CAMPOS, Humberto de. Diário Secreto. Rio de Janeiro: Edições O Cruzeiro, 1954.
CARVALHO, José Murilo de. Os Bestializados – O Rio de Janeiro e a República que não foi. 2 ed. São Paulo: Companhia das Letras, 1987.
FAGUNDES, Joaquim Roberto Fagundes & MAIA, Thereza Regina de Camargo. Guaratinguetá: Ontem e Hoje. São Paulo: Editora Noovha America, 2010.
FRANCO, Afonso Arinos de Melo. Rodrigues Alves: apogeu e declínio do presidencialismo. Rio de Janeiro: Livraria José Olympio Editora, 1973.
JORGE, Fernando. Vida e Poesia de Olavo Bilac. 5 ed. revista e atualizada. Osasco, SP: Novo Século, 2007.

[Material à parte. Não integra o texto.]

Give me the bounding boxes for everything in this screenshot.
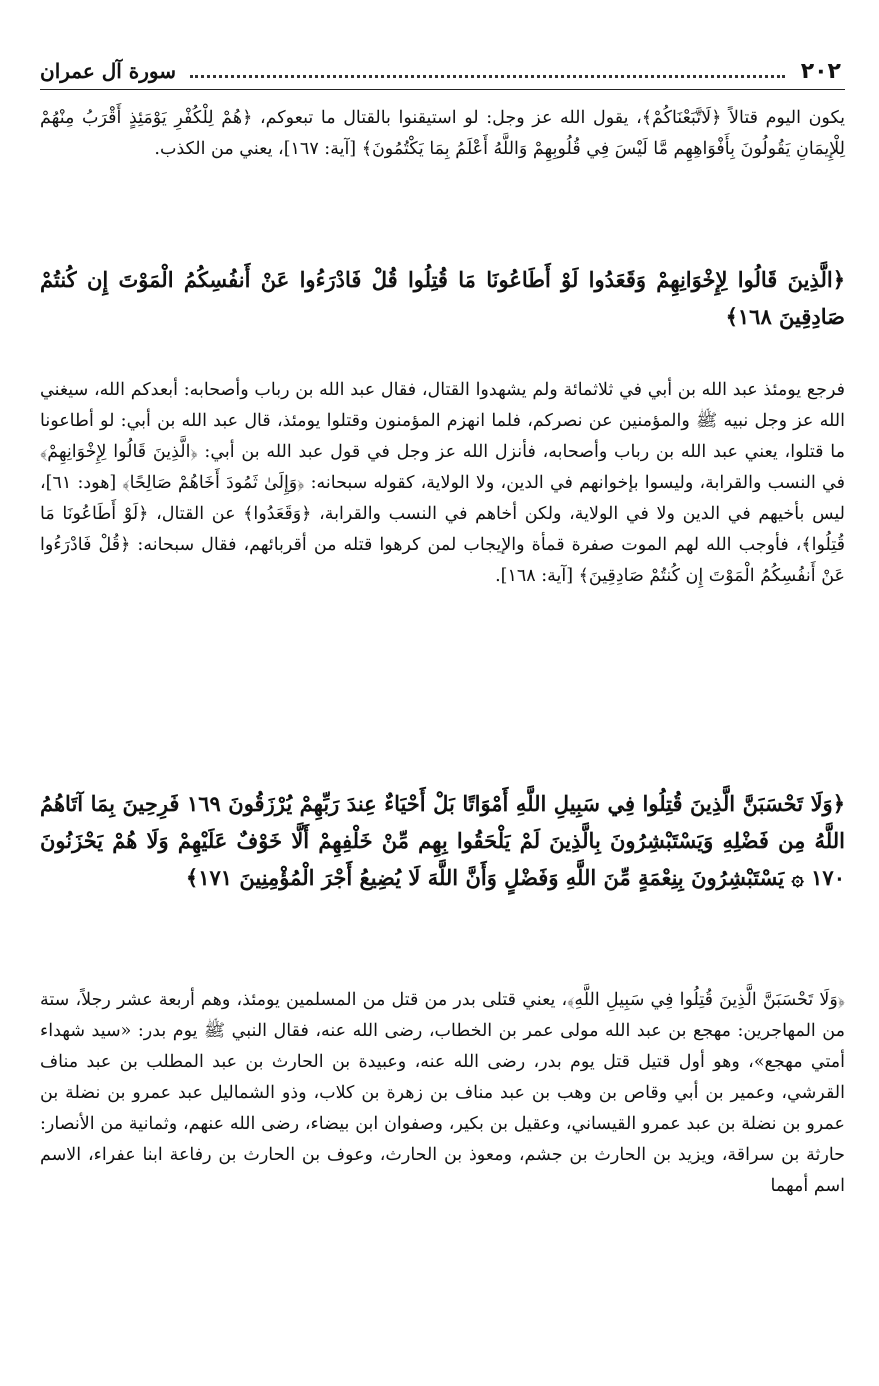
surah-title: سورة آل عمران	[40, 59, 177, 83]
ayah-block-169-171	[40, 785, 845, 896]
paragraph-text: فرجع يومئذ عبد الله بن أبي في ثلاثمائة ولم يشهدوا القتال، فقال عبد الله بن رباب وأصحابه: أبعدكم الله، سيغني الله عز وجل نبيه ﷺ والمؤمنين عن نصركم، فلما انهزم المؤمنون وقتلوا يومئذ، قال عبد الله بن أبي: لو أطاعونا ما قتلوا، يعني عبد الله بن رباب وأصحابه، فأنزل الله عز وجل في قول عبد الله بن أبي: ﴿الَّذِينَ قَالُوا لِإِخْوَانِهِمْ﴾ في النسب والقرابة، وليسوا بإخوانهم في الدين، ولا الولاية، كقوله سبحانه: ﴿وَإِلَىٰ ثَمُودَ أَخَاهُمْ صَالِحًا﴾ [هود: ٦١]، ليس بأخيهم في الدين ولا في الولاية، ولكن أخاهم في النسب والقرابة، ﴿وَقَعَدُوا﴾ عن القتال، ﴿لَوْ أَطَاعُونَا مَا قُتِلُوا﴾، فأوجب الله لهم الموت صفرة قمأة والإيجاب لمن كرهوا قتله من أقربائهم، فقال سبحانه: ﴿قُلْ فَادْرَءُوا عَنْ أَنفُسِكُمُ الْمَوْتَ إِن كُنتُمْ صَادِقِينَ﴾ [آية: ١٦٨].	[40, 380, 845, 586]
tafsir-paragraph-3	[40, 985, 845, 1202]
document-page	[40, 55, 845, 1196]
page-number: ٢٠٢	[800, 59, 841, 84]
paragraph-text: يكون اليوم قتالاً ﴿لَاتَّبَعْنَاكُمْ﴾، يقول الله عز وجل: لو استيقنوا بالقتال ما تبعوكم، ﴿هُمْ لِلْكُفْرِ يَوْمَئِذٍ أَقْرَبُ مِنْهُمْ لِلْإِيمَانِ يَقُولُونَ بِأَفْوَاهِهِم مَّا لَيْسَ فِي قُلُوبِهِمْ وَاللَّهُ أَعْلَمُ بِمَا يَكْتُمُونَ﴾ [آية: ١٦٧]، يعني من الكذب.	[40, 108, 845, 159]
ayah-block-168	[40, 261, 845, 335]
tafsir-paragraph-2	[40, 375, 845, 592]
paragraph-text: ﴿وَلَا تَحْسَبَنَّ الَّذِينَ قُتِلُوا فِي سَبِيلِ اللَّهِ﴾، يعني قتلى بدر من قتل من المسلمين يومئذ، وهم أربعة عشر رجلاً، ستة من المهاجرين: مهجع بن عبد الله مولى عمر بن الخطاب، رضى الله عنه، فقال النبي ﷺ يوم بدر: «سيد شهداء أمتي مهجع»، وهو أول قتيل قتل يوم بدر، رضى الله عنه، وعبيدة بن الحارث بن عبد المطلب بن عبد مناف القرشي، وعمير بن أبي وقاص بن وهب بن عبد مناف بن زهرة بن كلاب، وذو الشماليل عبد عمرو بن نضلة بن عمرو بن نضلة بن عبد عمرو القيساني، وعقيل بن بكير، وصفوان ابن بيضاء، رضى الله عنهم، وثمانية من الأنصار: حارثة بن سراقة، ويزيد بن الحارث بن جشم، ومعوذ بن الحارث، وعوف بن الحارث بن رفاعة ابنا عفراء، الاسم اسم أمهما	[40, 990, 845, 1196]
ayah-text: ﴿الَّذِينَ قَالُوا لِإِخْوَانِهِمْ وَقَعَدُوا لَوْ أَطَاعُونَا مَا قُتِلُوا قُلْ فَادْرَءُوا عَنْ أَنفُسِكُمُ الْمَوْتَ إِن كُنتُمْ صَادِقِينَ ١٦٨﴾	[40, 267, 845, 329]
header-dotted-leader	[190, 75, 785, 78]
page-header	[40, 55, 845, 90]
ayah-text: ﴿وَلَا تَحْسَبَنَّ الَّذِينَ قُتِلُوا فِي سَبِيلِ اللَّهِ أَمْوَاتًا بَلْ أَحْيَاءٌ عِندَ رَبِّهِمْ يُرْزَقُونَ ١٦٩ فَرِحِينَ بِمَا آتَاهُمُ اللَّهُ مِن فَضْلِهِ وَيَسْتَبْشِرُونَ بِالَّذِينَ لَمْ يَلْحَقُوا بِهِم مِّنْ خَلْفِهِمْ أَلَّا خَوْفٌ عَلَيْهِمْ وَلَا هُمْ يَحْزَنُونَ ١٧٠ ۞ يَسْتَبْشِرُونَ بِنِعْمَةٍ مِّنَ اللَّهِ وَفَضْلٍ وَأَنَّ اللَّهَ لَا يُضِيعُ أَجْرَ الْمُؤْمِنِينَ ١٧١﴾	[40, 791, 845, 890]
tafsir-paragraph-1	[40, 103, 845, 165]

domingo, 11 de novembro de 2018

A Presidência que Não Foi

Imagem: Revista "O Malho" - 1918


Em 15 de novembro de 1918 um novo governo deveria tomar posse na República do Catete. Assim procedeu sem o principal titular eleito pelo "voto popular". Deveria assumir, pela segunda vez, o Conselheiro Francisco de Paula Rodrigues Alves. Considerado na época um estadista e um excelente administrador. O único nome conciliar num período político conturbado e de grandes transformações no mundo e no país. Um Brasil sem líderes com visão renovada, ainda impregnado pelo modelo político instaurado em 1889 e que agonizava. Era o principio do fim da chamada "República Velha", com a morte do septuagenário homem dos dois regimes políticos, segundo a visão do seu biógrafo Afonso Arinos de Mello Franco. 
Naquele momento, como acontecera em 1985 com Tancredo Neves, assumiu o vice-presidente Delfim Moreira, mineiro das velhas lides oligárquicas, juntamente com os ministros escolhidos por Rodrigues Alves, cujas compatibilidades, para alguns, não eram das melhores. E, deste modo, permanceu até a morte do titular, instalando-se, durante algum tempo, a discussão constitucional sobre a realização de novas eleições. Apresentada, grosso modo, ainda na velha fórmula política do PRP (Partido Republicano Paulista) e PRC (Partido Republicano Conservador) fundeada na hegemonia dos dois grandes estados geradores de candidatos: São Paulo (governador Altino Arantes) e Minas (Arthur Bernades). E com o Rio de Janeiro disputando um lugar ao sol com a possível chapa Rui Barbosa-Borges de Medeiros. 
Delfim Moreira permanceu até junho de 1919, assumindo por fim Epitácio Pessoa, paraibano eleito em novo pleito, conforme rezava a Constituição, cujo o vice somente seria consolidado presidente se a morte do titular ocorresse após dois anos da posse. 
Começava a partir desse período, depois de momentos de Estado de Sítio, novos contornos políticos cujo resultado seria a mudança de rumos e ideias políticas na década de 1930. Apagando do cenário brasileiro velhos costumes imperiais e republicanos de primeira hora.